Overview
Yano/exp-0223-027-realobs-llmagent-qwen2.5-7b is a 7.6 billion parameter model fine-tuned from Qwen/Qwen2.5-7B-Instruct using QLoRA (4-bit, Unsloth). Its primary purpose is to enhance agentic behavior within the ALFWorld environment by combining real observational data with sophisticated LLM-generated strategic responses.
Key Design Principles
- Real Environment Observations: Utilizes byte-exact preservation of real data from experiment 016 for environment responses.
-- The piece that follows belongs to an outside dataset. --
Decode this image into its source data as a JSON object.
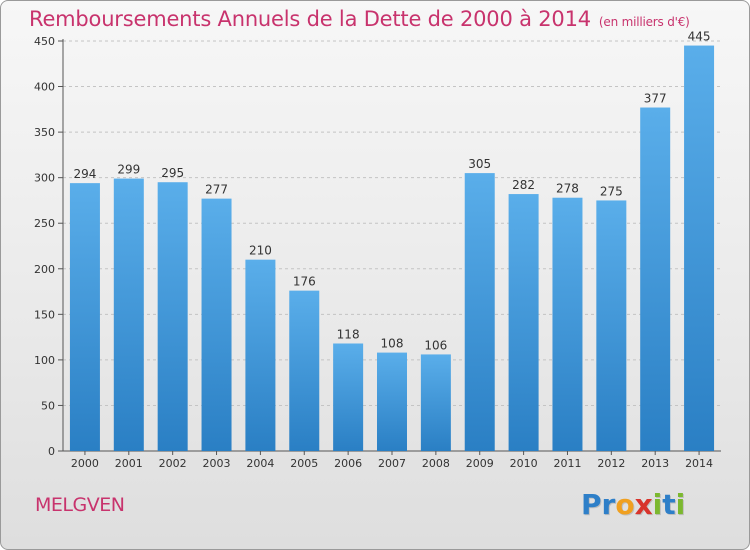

- LLM-Renarrated Agent Responses: Agent responses are generated by the LLM, focusing on strategic
THOUGHT processes and an ACTION-dominant format, rather than templated replies. - Structured Response Format: Employs a specific format where the first turn includes
THOUGHT+ACTION, subsequent turns are ACTION-only, and a recovery THOUGHT is introduced after failures. - Failure Pattern Integration: Naturally incorporates failure patterns observed in 72% of trajectories from the source experiment 016, allowing for more robust agent behavior.
Training Configuration
- Base Model: Qwen/Qwen2.5-7B-Instruct
- Method: QLoRA (4-bit), merged to 16-bit
- Max Sequence Length: 2048 tokens
- Epochs: 3
- Learning Rate: 2e-05
- LoRA Parameters: r=64, alpha=128
- Collator:
AllAssistantTurnsCollator, ensuring all agent turns are supervised during training.
Good For
- Developing and testing LLM agents in simulated environments like ALFWorld.
- Research into integrating real-world observations with strategic LLM planning.
- Creating agents that can articulate their thought processes and recover from failures.